2. Content | Atomic coordinates, experimental method (X-ray, cryo-EM, NMR), resolution/validation metrics, biological assemblies, ligands/cofactors, binding sites, sequence-to-structure mappings, and annotations on interfaces and dynamics.
3. Typical Use Cases
- Find PDB structures for a protein target and inspect ligand binding or active sites.
- Compare alternative structures (different ligands, conformations, mutants, species).
- Assess model quality (resolution, R-factors, MolProbity/validation reports).
- Map sequence positions (variants, PTMs, domain boundaries) onto 3D coordinates.
- Download structures for molecular graphics or downstream analysis.
4. External Connections | Integrated with UniProt (sequence mapping via SIFTS), PubChem/ChEMBL (ligands), NCBI/Ensembl (gene/protein), Reactome/KEGG (pathways), and literature via PubMed.
TP Activity 3
Diazepam & GABA Receptor Structures
Goal
How to work
- Search for diazepam in DrugBank.
- Open the DrugBank entry and follow the link to the UniProt page of diazepam’s molecular target.

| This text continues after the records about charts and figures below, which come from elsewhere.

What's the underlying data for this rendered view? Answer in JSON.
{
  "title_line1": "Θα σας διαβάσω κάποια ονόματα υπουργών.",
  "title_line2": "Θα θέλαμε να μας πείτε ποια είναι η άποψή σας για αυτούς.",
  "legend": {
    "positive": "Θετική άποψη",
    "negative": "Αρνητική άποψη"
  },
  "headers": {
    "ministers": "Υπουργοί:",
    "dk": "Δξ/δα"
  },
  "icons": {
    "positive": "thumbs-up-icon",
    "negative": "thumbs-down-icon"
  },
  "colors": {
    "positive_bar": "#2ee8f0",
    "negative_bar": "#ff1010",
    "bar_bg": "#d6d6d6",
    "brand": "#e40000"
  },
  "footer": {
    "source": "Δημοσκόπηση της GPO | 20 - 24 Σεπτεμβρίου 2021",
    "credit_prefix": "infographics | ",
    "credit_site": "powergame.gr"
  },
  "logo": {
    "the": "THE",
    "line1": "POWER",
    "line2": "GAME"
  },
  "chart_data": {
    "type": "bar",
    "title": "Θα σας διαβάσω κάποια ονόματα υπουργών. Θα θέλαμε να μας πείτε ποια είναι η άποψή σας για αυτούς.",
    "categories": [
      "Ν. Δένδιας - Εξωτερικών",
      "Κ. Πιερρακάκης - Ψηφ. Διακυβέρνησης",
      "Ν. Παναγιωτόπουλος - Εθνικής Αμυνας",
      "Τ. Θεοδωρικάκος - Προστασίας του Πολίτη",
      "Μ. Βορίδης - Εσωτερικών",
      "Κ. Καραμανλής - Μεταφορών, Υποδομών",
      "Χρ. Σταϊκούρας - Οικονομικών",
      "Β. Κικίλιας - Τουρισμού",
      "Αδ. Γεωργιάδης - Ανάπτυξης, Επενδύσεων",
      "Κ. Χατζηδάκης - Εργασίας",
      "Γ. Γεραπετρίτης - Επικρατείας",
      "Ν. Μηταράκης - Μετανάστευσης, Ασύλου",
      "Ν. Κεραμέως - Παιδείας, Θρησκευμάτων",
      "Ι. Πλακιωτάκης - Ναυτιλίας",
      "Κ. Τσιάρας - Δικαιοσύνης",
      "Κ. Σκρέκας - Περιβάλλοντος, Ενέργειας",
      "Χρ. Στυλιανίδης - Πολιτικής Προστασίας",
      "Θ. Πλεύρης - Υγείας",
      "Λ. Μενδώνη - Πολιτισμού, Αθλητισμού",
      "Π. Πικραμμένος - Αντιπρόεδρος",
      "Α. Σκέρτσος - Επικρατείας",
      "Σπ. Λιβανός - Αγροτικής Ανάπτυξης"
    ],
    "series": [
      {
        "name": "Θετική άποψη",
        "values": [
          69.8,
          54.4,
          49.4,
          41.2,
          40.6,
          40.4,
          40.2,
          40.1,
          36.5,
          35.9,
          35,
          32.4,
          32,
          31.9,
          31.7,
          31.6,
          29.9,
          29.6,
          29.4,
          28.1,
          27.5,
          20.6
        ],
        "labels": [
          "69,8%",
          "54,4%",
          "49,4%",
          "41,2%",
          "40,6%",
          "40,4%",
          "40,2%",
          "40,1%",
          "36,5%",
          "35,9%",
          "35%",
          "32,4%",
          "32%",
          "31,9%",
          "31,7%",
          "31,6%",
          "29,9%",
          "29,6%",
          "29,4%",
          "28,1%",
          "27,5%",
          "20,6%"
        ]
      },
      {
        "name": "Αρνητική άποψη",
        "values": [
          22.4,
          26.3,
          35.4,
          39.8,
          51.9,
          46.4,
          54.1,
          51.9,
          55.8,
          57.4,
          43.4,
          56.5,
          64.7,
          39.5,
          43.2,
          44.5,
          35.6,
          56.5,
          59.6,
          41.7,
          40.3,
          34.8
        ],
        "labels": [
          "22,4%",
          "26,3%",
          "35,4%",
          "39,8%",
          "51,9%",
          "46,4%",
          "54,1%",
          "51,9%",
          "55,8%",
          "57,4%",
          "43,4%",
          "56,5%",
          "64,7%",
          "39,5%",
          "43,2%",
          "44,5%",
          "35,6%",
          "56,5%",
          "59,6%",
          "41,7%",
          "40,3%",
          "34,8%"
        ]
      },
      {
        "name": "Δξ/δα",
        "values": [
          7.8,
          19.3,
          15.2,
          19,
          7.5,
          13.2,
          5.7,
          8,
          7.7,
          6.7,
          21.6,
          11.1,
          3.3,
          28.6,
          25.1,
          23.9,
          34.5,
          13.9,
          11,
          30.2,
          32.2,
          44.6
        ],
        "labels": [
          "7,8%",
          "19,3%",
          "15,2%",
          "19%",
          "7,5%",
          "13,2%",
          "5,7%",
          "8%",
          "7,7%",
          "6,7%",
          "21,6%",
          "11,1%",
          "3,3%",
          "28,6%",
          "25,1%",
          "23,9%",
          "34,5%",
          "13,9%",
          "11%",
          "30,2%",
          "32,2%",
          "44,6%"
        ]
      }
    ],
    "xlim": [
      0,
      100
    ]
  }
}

- In UniProt, explore the entry to find information about the protein sequence, function, and biological relevance. Use the worksheet as a guide.
- From UniProt, follow the links to RCSB PDB to find available 3D structures of the protein, and examine how these structures help explain its function and drug interactions.
Evaluation
- Select 4 facts from each database that were surprising or new to you.
- For each fact, briefly explain why it was surprising or new.
- Write your findings in a Word document and submit it in the Tutoria before the end of class.
Hints
- UniProt entries link directly to PDB and other databases. Focus on information that helps you understand how diazepam interacts with its molecular target.
- Take your time to understand the type of information each database provides and be critical of the info shown.
- Ask the tutor if you have any questions.
- Discuss with your colleagues how they interpret the different sources of information, and compare with your ideas.
- Keep in mind: always use your critical thinking.